I couldn’t breathe. I couldn’t think. The realization that Ben, my sweet Ben, was Kylo Ren, monster, murderer… But he listens to me, he came for me, he would never leave me. He’d also killed my best friend in cold blood, right in front of me. It was more than I could take. He had to carry me into the forest, to a small cabin in the treetops, where he tucked me into a warm little bed and fed me with hot soup made with the meat of the arrawtha-dyr.
He kept me there for three days, and for three days he refused to remove his mask in my presence. We talked, and I cried, and we felt each other through the bond and held each other close, and I forgave him.
At the end of the third day he unmasked himself for me. He told me not to be afraid, and I wasn’t. His gloves came off first, revealing large hands, yellow with blackened fingernails. Their backs were criss-crossed with small white scars, but they were beautiful. Next his mask, his helmet. His hair was black, lustrous and flowing; his teeth shone a pearly whiteness; but oh, his eyes, which must once have been lovely, were watery, and seemed almost of the same color as the dun-white sockets in which they were set. His complexion was grey and shriveled, and his lips, rather than being pink and full, were straight and black. I kissed those lips, and they kissed me back, and it was good because it was Ben and Ben was alive .
There was a scar rent across his face, and as he removed the rest of his clothing I could see that the scar continued down across his chest, meeting with a number of other scars. The scars marred yellow skin that scarcely covered the muscles and arteries beneath. Some of the scars were recent, including one that must have been from Chewie’s bowcaster. But there were others, the murderous cuts that had bisected his body; across his neck, from his left shoulder down to his right hip, another straight across his hips, both wrists, the tops of both thighs. His uncle had not gone easy on him, and my stomach churned to think of it.

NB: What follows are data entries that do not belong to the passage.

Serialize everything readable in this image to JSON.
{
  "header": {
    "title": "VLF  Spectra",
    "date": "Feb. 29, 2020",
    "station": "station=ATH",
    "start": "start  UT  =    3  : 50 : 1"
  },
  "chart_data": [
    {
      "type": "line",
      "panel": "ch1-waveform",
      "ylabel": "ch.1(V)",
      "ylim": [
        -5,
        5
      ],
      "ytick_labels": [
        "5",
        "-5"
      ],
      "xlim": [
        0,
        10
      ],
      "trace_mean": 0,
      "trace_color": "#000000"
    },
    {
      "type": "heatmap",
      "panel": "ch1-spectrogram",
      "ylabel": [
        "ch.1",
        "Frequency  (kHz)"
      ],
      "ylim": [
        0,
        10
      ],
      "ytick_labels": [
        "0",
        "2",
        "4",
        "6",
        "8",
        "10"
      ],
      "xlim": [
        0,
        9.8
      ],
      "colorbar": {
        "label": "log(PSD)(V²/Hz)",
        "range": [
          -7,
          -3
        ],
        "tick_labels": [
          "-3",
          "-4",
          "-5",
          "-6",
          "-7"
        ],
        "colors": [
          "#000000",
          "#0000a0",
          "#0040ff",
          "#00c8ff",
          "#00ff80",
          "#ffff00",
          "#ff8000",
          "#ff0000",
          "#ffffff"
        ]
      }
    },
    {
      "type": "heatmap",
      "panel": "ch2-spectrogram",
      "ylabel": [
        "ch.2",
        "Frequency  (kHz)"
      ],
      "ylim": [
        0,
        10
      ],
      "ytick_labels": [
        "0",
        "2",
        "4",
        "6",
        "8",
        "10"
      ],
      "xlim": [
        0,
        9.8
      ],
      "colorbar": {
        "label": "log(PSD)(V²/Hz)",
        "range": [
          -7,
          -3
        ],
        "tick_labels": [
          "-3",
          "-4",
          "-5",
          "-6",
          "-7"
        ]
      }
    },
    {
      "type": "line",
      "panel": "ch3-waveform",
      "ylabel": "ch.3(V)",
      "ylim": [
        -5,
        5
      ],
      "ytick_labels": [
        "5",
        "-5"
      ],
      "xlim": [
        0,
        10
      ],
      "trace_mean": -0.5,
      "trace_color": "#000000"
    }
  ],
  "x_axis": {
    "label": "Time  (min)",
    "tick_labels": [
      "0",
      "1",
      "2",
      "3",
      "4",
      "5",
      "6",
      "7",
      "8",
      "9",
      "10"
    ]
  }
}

But he was there, and he was alive . So I kissed his scars, all of them. His uncle had managed not to cut him between his legs, a small blessing but appreciated, so eventually I kissed him there too, I took him in my mouth and made him feel good, and then he did the same for me, and then I took him into my body and it felt like yes, this is right, this is how we are meant to be.
We spent over three weeks in that cabin in the treetops, making love and talking and exploring each other’s minds. And then, two days ago, Ben said it was time. He wanted to face Luke, to make him pay for what he’d done. I’d seen the map, the complete map showing where he was hiding, and Ben could see it in my head.
We set the course for this planet, which the old Jedi called Ahch-To , and we landed earlier this evening. And now I wait.
Ben shut me out, before he started the long hike up the mountain; he said he wanted to protect me in case he is killed again. He doesn’t want me to feel it. But I can’t feel him, now, it makes me powerless and I hate it. I don’t like not knowing what’s happening, up there in the temple, and I won’t know until he comes back down, or Luke comes down, or, perhaps, both of them together, or neither of them. Perhaps I’ll spend the rest of my life sitting here in the doorway, in the dark, waiting for my life to finally arrive.